The FSL report is also on record wherein in the burnt clothes of the deceased, the kerosene oil was found. It is the admitted case of the parties that Smt. Unji died because her kerosene oil stained clothes caught fire, so FSL report has no way helped to any of the parties.

It is also argued by the learned counsel for the appellant that as per the prosecution the deceased was first beaten with a baton and then she was set on fire. No mark of injury is found on her person. In our opinion, when there was 68% burn on the person of the deceased, according to doctor P.W.-1, the skin on the body of the deceased was burnt and redness was seen, in such condition the marks of beating with a baton can not be said to be possibly visible, so this argument of the learned counsel for the appellant also fails.

Thus, from the above discussion, it is clear that though all the witnesses of fact have been declared hostile, but on the basis of uncontroverted portion of the statements of P.W.-1 and P.W.-2, the dying declaration of the deceased, the statement of Naib Tehsildar, the doctor and that of Investigating Officer proving the recovery memo, the prosecution has successfully proved the guilt of the appellant.

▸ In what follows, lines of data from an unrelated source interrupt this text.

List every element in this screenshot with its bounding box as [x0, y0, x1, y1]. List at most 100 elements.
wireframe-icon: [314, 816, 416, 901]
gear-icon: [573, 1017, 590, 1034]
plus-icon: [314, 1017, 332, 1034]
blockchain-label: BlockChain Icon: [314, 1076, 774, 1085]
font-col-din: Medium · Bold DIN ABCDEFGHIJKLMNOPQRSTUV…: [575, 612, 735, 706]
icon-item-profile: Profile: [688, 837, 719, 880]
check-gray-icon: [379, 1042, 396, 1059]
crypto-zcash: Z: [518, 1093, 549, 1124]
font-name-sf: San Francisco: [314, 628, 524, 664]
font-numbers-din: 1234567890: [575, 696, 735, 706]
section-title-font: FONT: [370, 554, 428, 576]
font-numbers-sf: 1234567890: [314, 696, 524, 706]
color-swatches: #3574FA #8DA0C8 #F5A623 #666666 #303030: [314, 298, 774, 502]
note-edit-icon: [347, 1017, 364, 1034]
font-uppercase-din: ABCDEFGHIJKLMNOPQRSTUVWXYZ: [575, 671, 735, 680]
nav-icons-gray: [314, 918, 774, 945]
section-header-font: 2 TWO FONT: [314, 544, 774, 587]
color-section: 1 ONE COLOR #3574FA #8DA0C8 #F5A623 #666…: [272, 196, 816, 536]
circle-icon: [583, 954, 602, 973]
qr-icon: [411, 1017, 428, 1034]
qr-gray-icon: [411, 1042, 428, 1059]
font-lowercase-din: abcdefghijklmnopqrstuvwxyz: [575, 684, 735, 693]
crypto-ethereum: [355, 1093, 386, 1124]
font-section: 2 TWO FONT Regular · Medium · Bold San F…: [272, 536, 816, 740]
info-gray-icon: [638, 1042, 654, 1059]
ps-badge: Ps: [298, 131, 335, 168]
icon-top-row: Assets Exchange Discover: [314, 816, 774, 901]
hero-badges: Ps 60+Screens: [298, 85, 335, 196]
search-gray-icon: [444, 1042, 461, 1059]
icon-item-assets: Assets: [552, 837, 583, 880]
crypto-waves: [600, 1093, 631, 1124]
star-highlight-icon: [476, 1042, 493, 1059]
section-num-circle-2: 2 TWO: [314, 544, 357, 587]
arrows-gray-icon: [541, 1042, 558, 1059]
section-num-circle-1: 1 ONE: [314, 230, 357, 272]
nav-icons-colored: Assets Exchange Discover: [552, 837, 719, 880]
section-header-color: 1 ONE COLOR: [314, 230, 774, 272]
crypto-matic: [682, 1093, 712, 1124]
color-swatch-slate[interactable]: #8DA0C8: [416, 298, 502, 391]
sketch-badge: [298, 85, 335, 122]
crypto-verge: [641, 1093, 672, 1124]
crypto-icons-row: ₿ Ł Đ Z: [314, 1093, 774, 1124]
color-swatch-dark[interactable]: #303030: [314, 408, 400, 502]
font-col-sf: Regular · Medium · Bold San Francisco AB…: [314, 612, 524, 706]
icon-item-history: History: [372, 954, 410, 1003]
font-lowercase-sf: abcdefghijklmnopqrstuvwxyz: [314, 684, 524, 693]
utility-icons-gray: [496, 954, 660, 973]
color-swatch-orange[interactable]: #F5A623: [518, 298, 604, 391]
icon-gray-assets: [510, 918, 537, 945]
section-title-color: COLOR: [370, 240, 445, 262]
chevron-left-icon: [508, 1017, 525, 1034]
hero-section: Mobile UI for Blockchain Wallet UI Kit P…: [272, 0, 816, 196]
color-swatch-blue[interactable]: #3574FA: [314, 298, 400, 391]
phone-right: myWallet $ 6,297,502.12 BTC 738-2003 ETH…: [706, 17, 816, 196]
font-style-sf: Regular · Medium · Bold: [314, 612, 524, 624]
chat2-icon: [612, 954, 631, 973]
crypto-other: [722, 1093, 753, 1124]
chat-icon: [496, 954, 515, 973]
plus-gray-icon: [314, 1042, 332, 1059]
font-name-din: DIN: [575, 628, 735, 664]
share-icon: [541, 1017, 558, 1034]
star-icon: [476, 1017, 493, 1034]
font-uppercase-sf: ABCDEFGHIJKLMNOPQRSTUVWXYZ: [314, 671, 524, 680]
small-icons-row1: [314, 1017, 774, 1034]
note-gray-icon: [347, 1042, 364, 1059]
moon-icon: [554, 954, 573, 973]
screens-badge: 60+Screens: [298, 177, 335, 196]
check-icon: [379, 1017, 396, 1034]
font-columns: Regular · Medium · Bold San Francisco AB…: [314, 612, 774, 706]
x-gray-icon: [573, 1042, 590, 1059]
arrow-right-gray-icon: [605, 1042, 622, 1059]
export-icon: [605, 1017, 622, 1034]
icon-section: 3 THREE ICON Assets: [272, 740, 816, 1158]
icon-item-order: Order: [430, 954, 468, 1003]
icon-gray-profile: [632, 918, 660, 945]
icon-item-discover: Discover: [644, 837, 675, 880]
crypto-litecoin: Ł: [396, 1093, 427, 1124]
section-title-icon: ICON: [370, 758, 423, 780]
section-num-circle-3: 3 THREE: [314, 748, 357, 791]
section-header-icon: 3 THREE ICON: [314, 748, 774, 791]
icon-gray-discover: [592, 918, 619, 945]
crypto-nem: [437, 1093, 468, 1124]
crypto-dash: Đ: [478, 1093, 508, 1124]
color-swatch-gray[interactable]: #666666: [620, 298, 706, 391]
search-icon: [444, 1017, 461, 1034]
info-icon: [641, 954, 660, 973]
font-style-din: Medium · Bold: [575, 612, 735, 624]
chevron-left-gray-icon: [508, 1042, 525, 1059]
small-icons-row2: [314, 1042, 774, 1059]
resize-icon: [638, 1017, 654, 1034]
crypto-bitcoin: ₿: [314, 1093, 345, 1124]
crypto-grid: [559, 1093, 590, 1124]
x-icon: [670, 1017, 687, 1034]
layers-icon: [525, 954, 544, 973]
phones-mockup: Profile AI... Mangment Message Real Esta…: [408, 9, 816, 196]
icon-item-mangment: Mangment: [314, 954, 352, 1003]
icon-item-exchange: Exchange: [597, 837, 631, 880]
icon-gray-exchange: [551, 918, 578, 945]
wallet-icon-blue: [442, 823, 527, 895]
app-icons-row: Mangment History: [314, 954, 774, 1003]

Admittedly, the incident took place within the four walls of the house of the deceased where the husband / the present appellant used to live with the deceased.

So as per section 106 I.P.C. of the Evidence Act, the onus lies on the accused appellant to prove the fact that the incident of burning of his wife was accidental. The fact that how the fire broke out was specifically within the knowledge of the appellant being the only person present in the house at the time of breaking of fire. There is no evidence on record from the appellant side to discharge this burden, so after being proved by the prosecution that the appellant is accused of thrashing and then setting her wife on the fire the appellant is found to have failed to discharge the onus on him of proving the fire to be accidental by felling of the earthen lamp. He has also failed to prove his plea of alibi.

Thus, in totality of all facts and circumstances of the case, the prosecution has succeeded in proving the case beyond reasonable doubt. We are of the considered opinion that the conviction of the appellant under section 302 I.P.C. and sentence for life imprisonment with fine of Rs. 5000/- with default stipulation awarded by the trial court is fully justified.

The impugned judgment and order of the Trial Court dated 16.7.2003 is hereby confirmed. The appeal is dismissed.

Certify this judgment to the court below.

The trial court record shall be transmitted back forthwith.

The compliance report be furnished to this Court through the Registrar General, High Court, Allahabad within one month.